Noteworthy programs of the museum include a Cultural Celebrations series; performances by local arts organizations; and events highlighting healthy nutrition and physical activities. Programs in the community include BioSITE, environmental education in partnership with local schools; Youth Programs which reach children after school and during summers; and a partnership with Educare preschool that combines exhibit installations and classes for children and parents.

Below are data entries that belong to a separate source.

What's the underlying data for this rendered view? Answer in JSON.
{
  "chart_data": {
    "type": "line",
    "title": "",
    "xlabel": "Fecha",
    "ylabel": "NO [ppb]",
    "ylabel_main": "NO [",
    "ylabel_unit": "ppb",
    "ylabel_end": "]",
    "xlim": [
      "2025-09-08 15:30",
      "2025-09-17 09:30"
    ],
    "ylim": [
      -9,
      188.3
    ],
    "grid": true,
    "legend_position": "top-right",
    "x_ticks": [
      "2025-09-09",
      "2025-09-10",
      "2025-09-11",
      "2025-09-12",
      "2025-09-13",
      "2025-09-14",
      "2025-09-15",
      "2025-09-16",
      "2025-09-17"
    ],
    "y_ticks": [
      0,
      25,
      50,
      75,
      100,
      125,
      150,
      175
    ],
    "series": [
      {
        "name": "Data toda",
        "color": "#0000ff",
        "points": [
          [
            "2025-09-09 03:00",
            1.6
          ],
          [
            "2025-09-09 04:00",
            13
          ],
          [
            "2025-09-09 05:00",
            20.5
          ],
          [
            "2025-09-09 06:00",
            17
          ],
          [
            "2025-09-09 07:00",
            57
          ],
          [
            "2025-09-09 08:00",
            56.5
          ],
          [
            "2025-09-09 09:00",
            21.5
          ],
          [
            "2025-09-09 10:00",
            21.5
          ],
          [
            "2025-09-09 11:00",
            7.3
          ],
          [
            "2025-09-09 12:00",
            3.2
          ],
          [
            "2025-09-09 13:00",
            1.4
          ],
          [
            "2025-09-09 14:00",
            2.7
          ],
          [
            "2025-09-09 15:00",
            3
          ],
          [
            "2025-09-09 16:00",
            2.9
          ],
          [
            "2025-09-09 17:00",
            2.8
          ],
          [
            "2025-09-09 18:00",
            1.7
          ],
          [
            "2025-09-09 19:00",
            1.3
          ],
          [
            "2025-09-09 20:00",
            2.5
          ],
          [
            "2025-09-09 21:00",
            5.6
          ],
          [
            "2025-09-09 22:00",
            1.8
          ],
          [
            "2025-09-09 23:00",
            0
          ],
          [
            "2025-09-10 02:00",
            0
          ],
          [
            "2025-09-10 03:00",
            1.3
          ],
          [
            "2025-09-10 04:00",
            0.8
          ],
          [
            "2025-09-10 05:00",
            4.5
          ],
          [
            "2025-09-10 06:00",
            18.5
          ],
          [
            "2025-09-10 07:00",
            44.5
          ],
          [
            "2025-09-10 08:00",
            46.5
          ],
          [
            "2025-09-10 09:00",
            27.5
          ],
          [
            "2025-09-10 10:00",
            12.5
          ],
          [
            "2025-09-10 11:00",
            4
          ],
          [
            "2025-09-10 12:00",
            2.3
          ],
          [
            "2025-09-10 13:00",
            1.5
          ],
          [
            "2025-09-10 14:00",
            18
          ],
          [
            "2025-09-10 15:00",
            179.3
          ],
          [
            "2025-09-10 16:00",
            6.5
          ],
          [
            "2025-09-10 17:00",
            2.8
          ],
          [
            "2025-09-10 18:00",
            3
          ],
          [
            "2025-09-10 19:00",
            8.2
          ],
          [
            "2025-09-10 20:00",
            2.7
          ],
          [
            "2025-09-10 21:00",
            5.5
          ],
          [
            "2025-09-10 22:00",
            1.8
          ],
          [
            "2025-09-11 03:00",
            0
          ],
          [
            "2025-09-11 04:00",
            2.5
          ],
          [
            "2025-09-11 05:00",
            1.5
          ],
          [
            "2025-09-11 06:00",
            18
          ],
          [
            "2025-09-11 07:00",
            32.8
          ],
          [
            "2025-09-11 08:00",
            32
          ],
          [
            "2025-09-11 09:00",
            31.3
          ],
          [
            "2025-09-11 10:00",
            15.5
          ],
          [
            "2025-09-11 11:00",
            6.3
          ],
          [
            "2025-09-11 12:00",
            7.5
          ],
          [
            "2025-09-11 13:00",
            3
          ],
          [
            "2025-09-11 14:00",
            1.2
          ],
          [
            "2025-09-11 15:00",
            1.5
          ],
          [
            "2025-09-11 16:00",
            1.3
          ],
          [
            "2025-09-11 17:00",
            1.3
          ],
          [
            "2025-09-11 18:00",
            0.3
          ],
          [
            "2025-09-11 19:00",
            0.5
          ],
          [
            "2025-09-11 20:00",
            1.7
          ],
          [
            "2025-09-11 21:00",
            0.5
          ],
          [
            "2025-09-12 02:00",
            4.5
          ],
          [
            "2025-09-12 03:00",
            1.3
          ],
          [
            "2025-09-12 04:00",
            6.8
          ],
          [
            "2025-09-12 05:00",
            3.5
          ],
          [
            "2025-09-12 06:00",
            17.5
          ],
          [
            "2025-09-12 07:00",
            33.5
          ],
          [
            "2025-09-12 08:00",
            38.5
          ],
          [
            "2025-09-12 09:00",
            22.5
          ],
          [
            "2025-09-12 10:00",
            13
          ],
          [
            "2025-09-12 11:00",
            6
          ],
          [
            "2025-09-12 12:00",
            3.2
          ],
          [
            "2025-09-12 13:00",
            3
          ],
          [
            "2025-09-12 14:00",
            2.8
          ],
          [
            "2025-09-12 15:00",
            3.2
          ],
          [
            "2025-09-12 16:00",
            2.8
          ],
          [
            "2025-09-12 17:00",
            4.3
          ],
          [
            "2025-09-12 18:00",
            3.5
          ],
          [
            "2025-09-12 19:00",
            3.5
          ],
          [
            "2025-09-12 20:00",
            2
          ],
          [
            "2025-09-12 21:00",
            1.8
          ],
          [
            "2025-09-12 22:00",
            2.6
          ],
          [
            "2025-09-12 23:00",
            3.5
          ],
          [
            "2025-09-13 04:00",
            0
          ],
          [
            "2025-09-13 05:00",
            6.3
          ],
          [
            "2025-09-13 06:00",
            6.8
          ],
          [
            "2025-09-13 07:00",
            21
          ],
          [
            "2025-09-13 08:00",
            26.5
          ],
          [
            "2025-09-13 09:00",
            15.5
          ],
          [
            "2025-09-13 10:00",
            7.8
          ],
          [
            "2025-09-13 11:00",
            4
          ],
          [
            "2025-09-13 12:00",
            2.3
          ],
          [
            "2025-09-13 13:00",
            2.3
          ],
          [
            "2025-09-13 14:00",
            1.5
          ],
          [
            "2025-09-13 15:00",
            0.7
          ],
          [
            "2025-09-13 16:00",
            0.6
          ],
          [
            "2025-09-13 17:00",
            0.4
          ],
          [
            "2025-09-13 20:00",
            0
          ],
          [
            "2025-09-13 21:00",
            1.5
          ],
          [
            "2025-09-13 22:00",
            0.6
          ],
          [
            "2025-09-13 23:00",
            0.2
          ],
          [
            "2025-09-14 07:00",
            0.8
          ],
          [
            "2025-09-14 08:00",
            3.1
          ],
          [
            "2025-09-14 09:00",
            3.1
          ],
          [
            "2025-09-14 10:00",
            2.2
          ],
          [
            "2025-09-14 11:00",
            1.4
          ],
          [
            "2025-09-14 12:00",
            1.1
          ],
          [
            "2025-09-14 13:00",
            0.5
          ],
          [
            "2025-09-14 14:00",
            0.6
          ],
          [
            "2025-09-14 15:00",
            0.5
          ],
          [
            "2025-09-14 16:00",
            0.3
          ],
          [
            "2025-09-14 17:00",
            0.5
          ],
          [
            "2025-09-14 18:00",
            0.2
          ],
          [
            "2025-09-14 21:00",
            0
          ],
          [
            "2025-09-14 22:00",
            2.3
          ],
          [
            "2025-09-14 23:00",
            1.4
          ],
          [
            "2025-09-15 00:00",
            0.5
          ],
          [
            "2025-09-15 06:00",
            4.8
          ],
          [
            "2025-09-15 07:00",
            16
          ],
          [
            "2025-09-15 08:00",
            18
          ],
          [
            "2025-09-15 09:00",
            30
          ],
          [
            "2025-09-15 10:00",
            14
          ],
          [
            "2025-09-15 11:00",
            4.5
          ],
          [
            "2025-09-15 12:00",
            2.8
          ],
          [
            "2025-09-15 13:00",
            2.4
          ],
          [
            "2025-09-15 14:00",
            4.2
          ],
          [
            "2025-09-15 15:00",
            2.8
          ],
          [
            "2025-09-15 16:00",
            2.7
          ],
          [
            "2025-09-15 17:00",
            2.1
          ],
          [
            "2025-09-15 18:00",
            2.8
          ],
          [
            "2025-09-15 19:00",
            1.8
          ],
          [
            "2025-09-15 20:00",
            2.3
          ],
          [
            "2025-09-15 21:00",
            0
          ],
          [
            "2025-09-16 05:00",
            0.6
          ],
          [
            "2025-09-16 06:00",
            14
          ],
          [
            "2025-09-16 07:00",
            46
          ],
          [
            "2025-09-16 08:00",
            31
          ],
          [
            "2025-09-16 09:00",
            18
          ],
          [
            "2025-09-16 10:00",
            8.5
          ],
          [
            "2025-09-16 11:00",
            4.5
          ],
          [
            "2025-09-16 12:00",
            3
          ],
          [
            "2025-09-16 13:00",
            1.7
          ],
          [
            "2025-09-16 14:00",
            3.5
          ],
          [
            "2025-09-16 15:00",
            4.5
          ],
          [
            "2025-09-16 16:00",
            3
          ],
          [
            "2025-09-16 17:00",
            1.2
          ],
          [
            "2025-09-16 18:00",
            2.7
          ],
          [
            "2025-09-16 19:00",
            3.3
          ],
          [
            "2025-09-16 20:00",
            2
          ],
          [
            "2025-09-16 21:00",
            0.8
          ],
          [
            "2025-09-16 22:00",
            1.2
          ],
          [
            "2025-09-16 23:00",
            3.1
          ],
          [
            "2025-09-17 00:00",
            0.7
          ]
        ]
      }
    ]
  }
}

The museum's Legacy for Children fundraising event has honored notables including Mr. Rogers, Dr. Seuss, Kristi Yamaguchi, Sally Ride, Alice Waters, Ronnie Lott, Sonia Manzano, and Ruby Bridges.

==Discovery Youth==

Discovery Youth is a program where youth from grades 5 to 12 have fun learning and helping in the museum. They do many projects in computers with programs like Photoshop, Premiere Elements, Flash Creator and many more donated by the Adobe company. They make fun little arts and crafts in the museum on Saturday from 10am to 1pm for the museum visitors. They even have their own website:

==BioSITE==

BioSITE was launched by the museum in 1993 as a unique
"action-science" education program. Currently the program engages 1,500 students each school year in the importance of environmental responsibility and inspires the love of science through authentic field research conducted biweekly in the Guadalupe Watershed. This program is intended to take science learning out of the classroom and moves it into the real world. The students are given the experiences of biologists, conducting research along the river. Their research is monitored at the Coyote Creek Ranger Station.